- An international consortium coordinated by a group from the IIBM has identified pathogenic genetic variants in the CACNB1 gene as a new cause of hereditary muscle disease
The Laboratory of Genetics and Pathophysiological Mechanisms of Congenital Anomalies of the Instituto de Investigaciones Biomédicas Sols-Morreale (IIBM) CSIC-UAM, member of the CIBERER consortium and led by Dr. Víctor L. Ruíz-Pérez, has coordinated a study that demonstrates, for the first time, that mutations in the CACNB1 gene are the cause of a congenital muscular disorder of genetic origin. The work, recently published in the journal European Journal of Human Genetics, has been carried out in collaboration with various national and international groups.
The article describes three patients diagnosed with a congenital myopathy characterized by predominant involvement of proximal muscles, severe muscle weakness, elevated blood creatine kinase levels and low body weight. Using next-generation sequencing techniques, the authors identified in the patients of the study different mutations in the CACNB1 gene, which until now had not been associated with any genetic disease.
CACNB1 encodes the β1 subunit of voltage-dependent calcium channels. Within this family of channels is the dihydropyridine receptor (DHPR), which plays a key role in the skeletal muscle contraction.
The researchers used a variant of the CRISPR-Cas9 gene-editing system to modify the genome of a human myoblast cell line and faithfully replicate one of the mutations detected in one of the patients. The analysis of these “avatar” cells showed that the mutation introduced in CACNB1 significantly reduced the levels of the main subunit α1s of the DHPR protein, whose deficiency is a known cause of congenital myopathy.
“We hope that this work may benefit other patients with with a similar condition who do not yet have a genetic diagnosis,” said Asier Iturrate, first author of the paper and predoctoral researcher of the group at the IIBM. “We propose adding this gene to panels of rare neuromuscular diseases, and we encourage other groups working in the field to test the CACNB1 gene in their unresolved cases.”

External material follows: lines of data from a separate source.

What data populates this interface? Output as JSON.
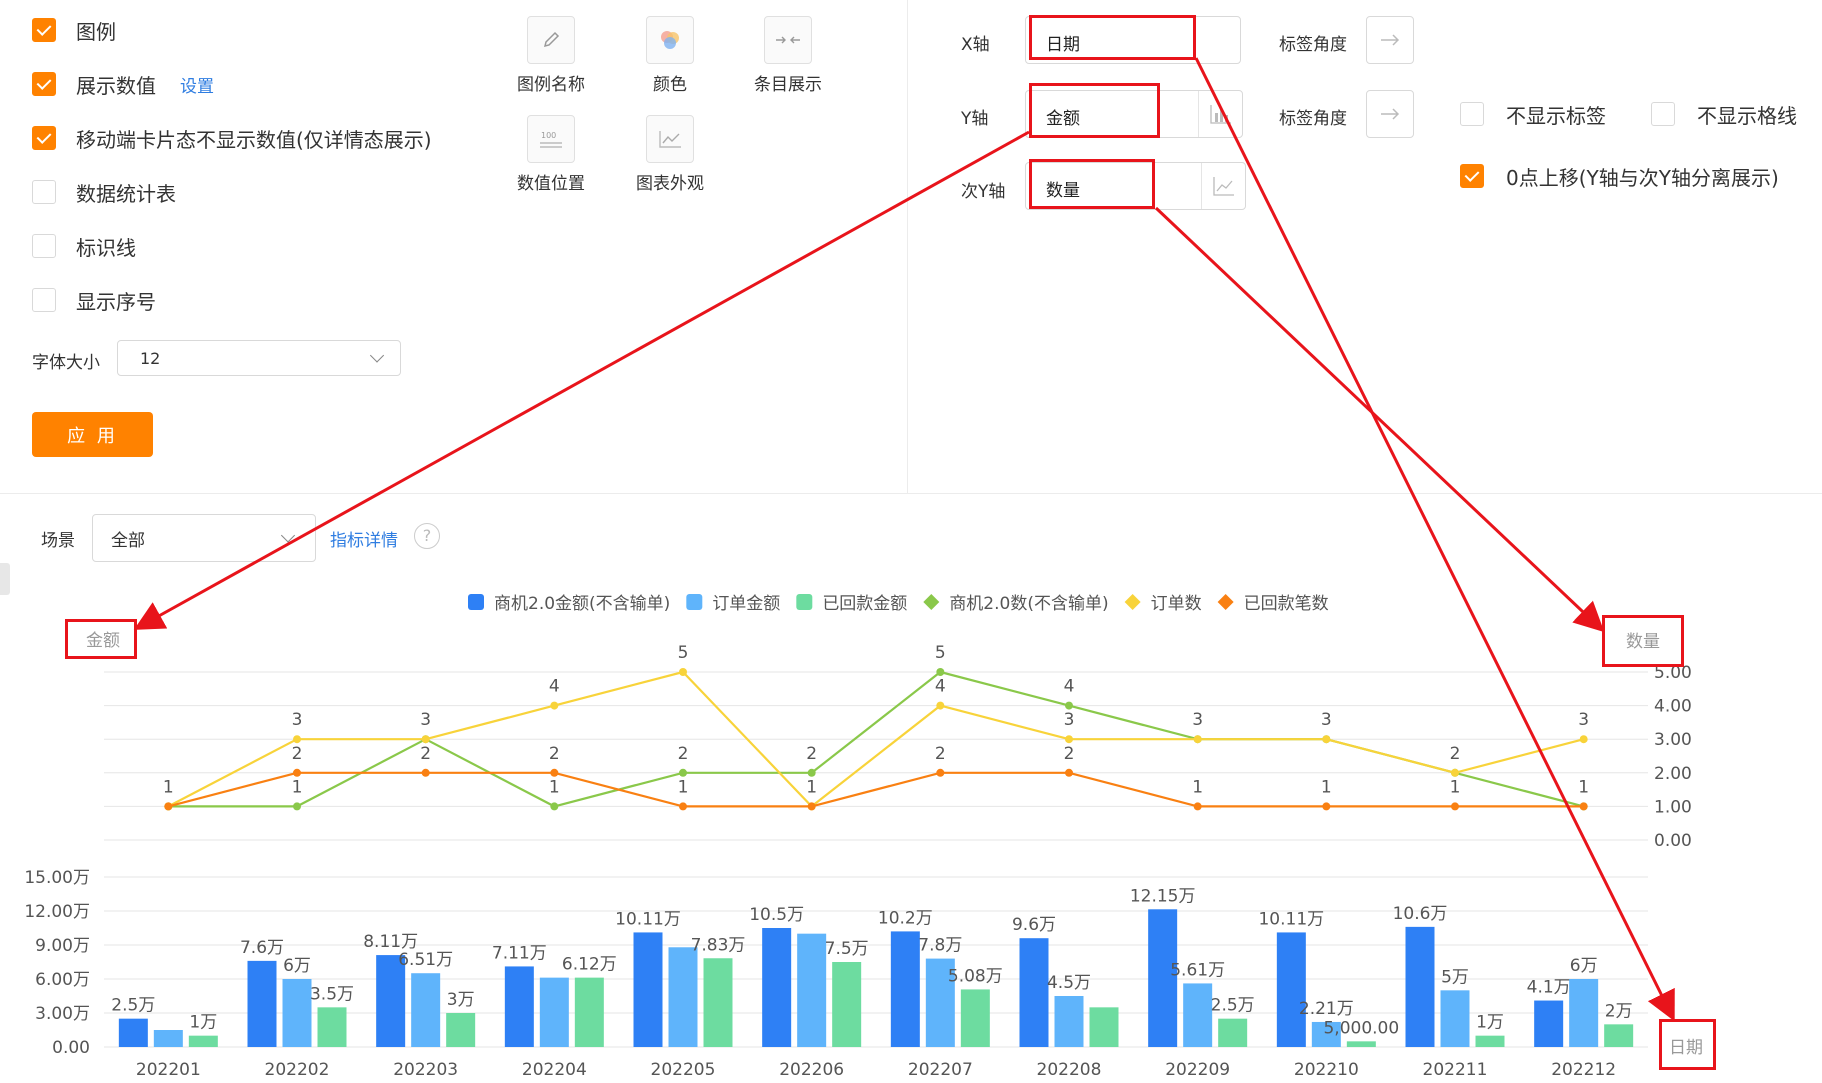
{
  "settings": {
    "checkboxes": [
      {
        "label": "图例",
        "checked": true
      },
      {
        "label": "展示数值",
        "checked": true,
        "link": "设置"
      },
      {
        "label": "移动端卡片态不显示数值(仅详情态展示)",
        "checked": true
      },
      {
        "label": "数据统计表",
        "checked": false
      },
      {
        "label": "标识线",
        "checked": false
      },
      {
        "label": "显示序号",
        "checked": false
      }
    ],
    "font_size_label": "字体大小",
    "font_size_value": "12",
    "apply_label": "应 用",
    "tools": [
      {
        "label": "图例名称",
        "icon": "pencil-icon"
      },
      {
        "label": "颜色",
        "icon": "color-palette-icon"
      },
      {
        "label": "条目展示",
        "icon": "collapse-arrows-icon"
      },
      {
        "label": "数值位置",
        "icon": "value-position-icon"
      },
      {
        "label": "图表外观",
        "icon": "line-chart-icon"
      }
    ],
    "axes": {
      "x_label": "X轴",
      "x_value": "日期",
      "y_label": "Y轴",
      "y_value": "金额",
      "y2_label": "次Y轴",
      "y2_value": "数量",
      "angle_label": "标签角度"
    },
    "options": [
      {
        "label": "不显示标签",
        "checked": false
      },
      {
        "label": "不显示格线",
        "checked": false
      },
      {
        "label": "0点上移(Y轴与次Y轴分离展示)",
        "checked": true
      }
    ]
  },
  "scene": {
    "label": "场景",
    "value": "全部",
    "details_link": "指标详情",
    "help_icon": "?"
  },
  "colors": {
    "accent": "#ff8200",
    "link": "#2f7de1",
    "annotation_red": "#e8141b"
  },
  "chart_data": {
    "type": "bar",
    "categories": [
      "202201",
      "202202",
      "202203",
      "202204",
      "202205",
      "202206",
      "202207",
      "202208",
      "202209",
      "202210",
      "202211",
      "202212"
    ],
    "series": [
      {
        "name": "商机2.0金额(不含输单)",
        "kind": "bar",
        "color": "#2e80f5",
        "values": [
          25000,
          76000,
          81100,
          71100,
          101100,
          105000,
          102000,
          96000,
          121500,
          101100,
          106000,
          41000
        ],
        "labels": [
          "2.5万",
          "7.6万",
          "8.11万",
          "7.11万",
          "10.11万",
          "10.5万",
          "10.2万",
          "9.6万",
          "12.15万",
          "10.11万",
          "10.6万",
          "4.1万"
        ]
      },
      {
        "name": "订单金额",
        "kind": "bar",
        "color": "#5fb4fb",
        "values": [
          15000,
          60000,
          65100,
          61200,
          88000,
          100000,
          78000,
          45000,
          56100,
          22100,
          50000,
          60000
        ],
        "labels": [
          "",
          "6万",
          "6.51万",
          "",
          "",
          "",
          "7.8万",
          "4.5万",
          "5.61万",
          "2.21万",
          "5万",
          "6万"
        ]
      },
      {
        "name": "已回款金额",
        "kind": "bar",
        "color": "#6ddca0",
        "values": [
          10000,
          35000,
          30000,
          61200,
          78300,
          75000,
          50800,
          35000,
          25000,
          5000,
          10000,
          20000
        ],
        "labels": [
          "1万",
          "3.5万",
          "3万",
          "6.12万",
          "7.83万",
          "7.5万",
          "5.08万",
          "",
          "2.5万",
          "5,000.00",
          "1万",
          "2万"
        ]
      },
      {
        "name": "商机2.0数(不含输单)",
        "kind": "line",
        "color": "#8ac84a",
        "values": [
          1,
          1,
          3,
          1,
          2,
          2,
          5,
          4,
          3,
          3,
          2,
          1
        ]
      },
      {
        "name": "订单数",
        "kind": "line",
        "color": "#f8d33a",
        "values": [
          1,
          3,
          3,
          4,
          5,
          1,
          4,
          3,
          3,
          3,
          2,
          3
        ]
      },
      {
        "name": "已回款笔数",
        "kind": "line",
        "color": "#f98012",
        "values": [
          1,
          2,
          2,
          2,
          1,
          1,
          2,
          2,
          1,
          1,
          1,
          1
        ]
      }
    ],
    "line_point_labels": [
      "1",
      "3",
      "3",
      "4",
      "5",
      "2",
      "5",
      "4",
      "3",
      "3",
      "2",
      "3"
    ],
    "line_point_labels2": [
      "",
      "2",
      "2",
      "2",
      "2",
      "1",
      "4",
      "3",
      "",
      "",
      "",
      ""
    ],
    "line_point_labels3": [
      "",
      "1",
      "",
      "1",
      "1",
      "",
      "2",
      "2",
      "1",
      "1",
      "1",
      "1"
    ],
    "y_title": "金额",
    "y2_title": "数量",
    "x_title": "日期",
    "y_ticks": [
      "0.00",
      "3.00万",
      "6.00万",
      "9.00万",
      "12.00万",
      "15.00万"
    ],
    "y_range": [
      0,
      150000
    ],
    "y2_ticks": [
      "0.00",
      "1.00",
      "2.00",
      "3.00",
      "4.00",
      "5.00"
    ],
    "y2_range": [
      0,
      5
    ],
    "grid": true,
    "legend_position": "top"
  }
}
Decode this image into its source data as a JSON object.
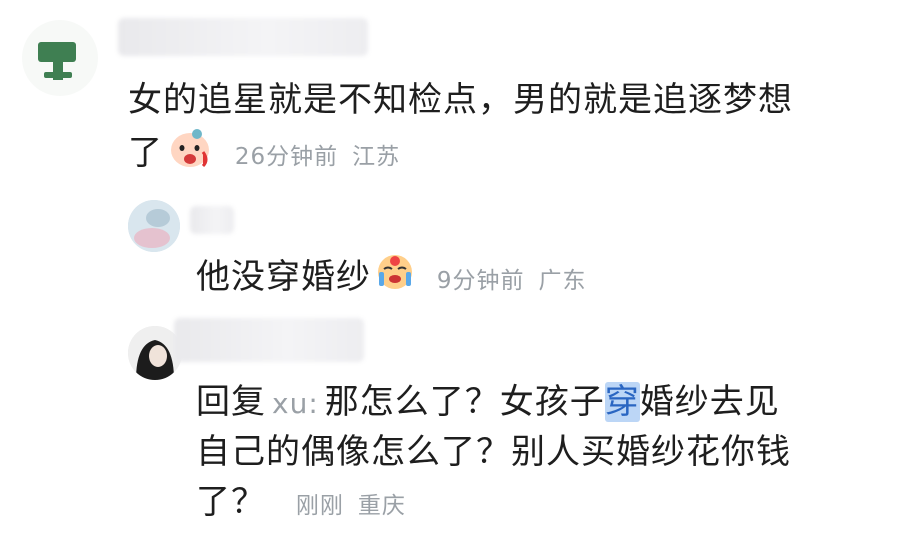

Reference of the article: Iturrate A, Assia Batzir N, Jaron R, Garcia-Valentin D, Nevado J, Tenorio-Castano J, Lapunzina P, Lee K, Greenberg R, Sassi D, Aharoni S, Kuzminsky A, Basel-Salmon L, Orenstein N, Fellig Y, Ben-Shachar S, Marek-Yagel D, Ruiz-Perez VL. N-terminal truncating variants in CACNB1 cause a new congenital muscular disorder. Eur J Hum Genet. (2025) https://doi.org/10.1038/s41431-025-01944-4
Cover image: Confocal microscopy image of cultured myotubes differentiated from human LHCN-M2 myoblasts, showing co-localization of the dihydropyridine receptor (DHPR, in red) with the ryanodine receptor (RYR1, in green).